1 Tesalonicenses 5:17
Oren sin cesar.
1 Tesalonicenses 5:17
Oren sin cesar.
En la cultura contemporánea, la palabra «meditar» suele asociarse rápidamente con prácticas orientales o corrientes de pensamiento que sugieren dejar la mente en blanco. Sin embargo, cuando nos acercamos a las Escrituras, descubrimos que el concepto bíblico de la meditación es diametralmente opuesto: no se trata de vaciar la mente, sino de llenarla de manera intencional y profunda.
El libro de Josué 1:8 establece un principio fundamental: «Este libro de la ley no se apartará de tu boca, sino que meditarás en él de día y de noche, para que cuides de hacer todo lo que en él está escrito». Este pasaje nos revela el propósito principal de la meditación: reflexionar en la doctrina (la instrucción de Dios) para saber cómo ponerla en práctica en nuestra vida diaria. El objetivo final no es una simple relajación temporal, sino una transformación que nos lleve a la semejanza de Jesucristo, lo cual es la verdadera prosperidad espiritual.
Incluso al consultar la Real Academia Española, encontramos que meditar se define como «pensar atenta y detenidamente sobre algo». Existe una gran diferencia entre simplemente pensar y meditar. Si de pronto te preguntas: «¿qué compraré para el almuerzo, pollo o hamburguesa?», eso es un pensamiento fugaz. La meditación, por el contrario, exige intencionalidad, enfoque y profundidad. Como vemos en Esdras 7:10, requiere «preparar el corazón» para inquirir en la ley de Dios.

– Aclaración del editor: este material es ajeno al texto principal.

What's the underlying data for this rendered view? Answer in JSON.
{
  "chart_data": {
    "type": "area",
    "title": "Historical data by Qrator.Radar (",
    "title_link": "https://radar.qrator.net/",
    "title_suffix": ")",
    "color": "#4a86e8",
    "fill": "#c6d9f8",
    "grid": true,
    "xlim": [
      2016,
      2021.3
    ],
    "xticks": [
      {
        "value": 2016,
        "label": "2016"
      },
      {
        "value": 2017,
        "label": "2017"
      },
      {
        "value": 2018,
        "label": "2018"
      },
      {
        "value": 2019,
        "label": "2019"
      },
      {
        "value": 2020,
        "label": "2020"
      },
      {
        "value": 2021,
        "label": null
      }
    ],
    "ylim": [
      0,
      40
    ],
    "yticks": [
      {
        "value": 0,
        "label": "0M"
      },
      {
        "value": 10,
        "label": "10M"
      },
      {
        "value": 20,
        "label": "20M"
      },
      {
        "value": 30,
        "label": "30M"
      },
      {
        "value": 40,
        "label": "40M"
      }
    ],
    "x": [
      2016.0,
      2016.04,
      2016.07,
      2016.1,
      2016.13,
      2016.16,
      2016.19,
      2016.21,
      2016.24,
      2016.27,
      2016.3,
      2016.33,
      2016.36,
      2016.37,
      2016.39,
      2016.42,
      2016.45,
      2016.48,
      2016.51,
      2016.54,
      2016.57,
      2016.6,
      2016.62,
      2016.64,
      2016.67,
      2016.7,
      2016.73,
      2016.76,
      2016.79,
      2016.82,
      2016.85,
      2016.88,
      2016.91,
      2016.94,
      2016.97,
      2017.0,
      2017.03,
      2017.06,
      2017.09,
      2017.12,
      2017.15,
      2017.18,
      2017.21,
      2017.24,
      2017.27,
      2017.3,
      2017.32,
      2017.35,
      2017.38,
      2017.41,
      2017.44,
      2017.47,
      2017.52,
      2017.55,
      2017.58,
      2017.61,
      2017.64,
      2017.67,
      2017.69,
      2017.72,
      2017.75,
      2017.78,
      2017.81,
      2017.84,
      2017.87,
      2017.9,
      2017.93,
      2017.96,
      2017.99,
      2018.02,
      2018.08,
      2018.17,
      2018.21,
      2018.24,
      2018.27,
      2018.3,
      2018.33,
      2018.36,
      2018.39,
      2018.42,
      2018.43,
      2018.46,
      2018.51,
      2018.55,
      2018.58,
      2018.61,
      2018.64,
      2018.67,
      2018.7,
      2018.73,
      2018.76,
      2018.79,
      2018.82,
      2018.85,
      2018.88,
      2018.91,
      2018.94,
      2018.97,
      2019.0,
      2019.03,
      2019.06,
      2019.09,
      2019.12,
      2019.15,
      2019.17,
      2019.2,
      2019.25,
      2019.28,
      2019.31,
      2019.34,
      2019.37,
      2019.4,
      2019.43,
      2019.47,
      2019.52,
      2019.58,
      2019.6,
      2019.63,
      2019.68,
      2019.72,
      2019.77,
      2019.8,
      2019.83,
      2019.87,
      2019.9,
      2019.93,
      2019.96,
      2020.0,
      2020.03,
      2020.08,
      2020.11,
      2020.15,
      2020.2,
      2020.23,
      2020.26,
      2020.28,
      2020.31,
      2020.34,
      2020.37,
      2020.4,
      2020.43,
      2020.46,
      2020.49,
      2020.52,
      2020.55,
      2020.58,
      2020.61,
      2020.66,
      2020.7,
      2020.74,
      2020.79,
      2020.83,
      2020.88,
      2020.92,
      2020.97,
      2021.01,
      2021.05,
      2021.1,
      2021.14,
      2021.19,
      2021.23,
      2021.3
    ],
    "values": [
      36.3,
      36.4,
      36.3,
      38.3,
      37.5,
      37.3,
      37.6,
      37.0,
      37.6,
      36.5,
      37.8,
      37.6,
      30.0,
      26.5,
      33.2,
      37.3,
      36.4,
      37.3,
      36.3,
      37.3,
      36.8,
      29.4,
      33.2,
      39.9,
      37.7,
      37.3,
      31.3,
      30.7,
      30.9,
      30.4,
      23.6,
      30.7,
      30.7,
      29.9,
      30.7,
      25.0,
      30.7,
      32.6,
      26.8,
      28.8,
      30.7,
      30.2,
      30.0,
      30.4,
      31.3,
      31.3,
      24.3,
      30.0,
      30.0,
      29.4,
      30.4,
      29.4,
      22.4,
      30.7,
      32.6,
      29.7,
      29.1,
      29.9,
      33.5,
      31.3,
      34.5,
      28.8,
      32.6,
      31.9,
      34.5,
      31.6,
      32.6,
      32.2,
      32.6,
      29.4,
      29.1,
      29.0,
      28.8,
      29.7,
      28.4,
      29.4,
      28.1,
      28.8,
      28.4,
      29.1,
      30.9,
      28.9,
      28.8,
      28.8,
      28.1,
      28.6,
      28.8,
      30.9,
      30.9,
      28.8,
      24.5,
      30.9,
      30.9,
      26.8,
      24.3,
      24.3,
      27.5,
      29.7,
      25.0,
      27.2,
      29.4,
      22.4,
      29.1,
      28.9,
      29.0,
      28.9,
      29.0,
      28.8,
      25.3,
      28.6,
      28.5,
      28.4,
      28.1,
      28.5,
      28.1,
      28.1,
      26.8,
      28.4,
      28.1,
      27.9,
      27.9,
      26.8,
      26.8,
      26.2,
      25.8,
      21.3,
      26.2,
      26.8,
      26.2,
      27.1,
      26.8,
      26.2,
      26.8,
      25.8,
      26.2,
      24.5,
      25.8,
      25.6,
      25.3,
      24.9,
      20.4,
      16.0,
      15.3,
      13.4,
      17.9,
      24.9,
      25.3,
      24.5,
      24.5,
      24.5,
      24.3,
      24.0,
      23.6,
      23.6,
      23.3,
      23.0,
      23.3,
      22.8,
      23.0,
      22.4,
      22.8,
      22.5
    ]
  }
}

En conclusión, la meditación bíblica nos llama a mantener la Palabra de Dios constantemente en nuestra mente. Es un acto deliberado de tomar un tema, reflexionarlo, evaluarlo a la luz de las Escrituras y profundizar en él (no solo por un par de minutos al azar). Solo al llenar nuestra mente con la verdad podemos estar preparados para llevarla a la práctica y dar un fruto genuino.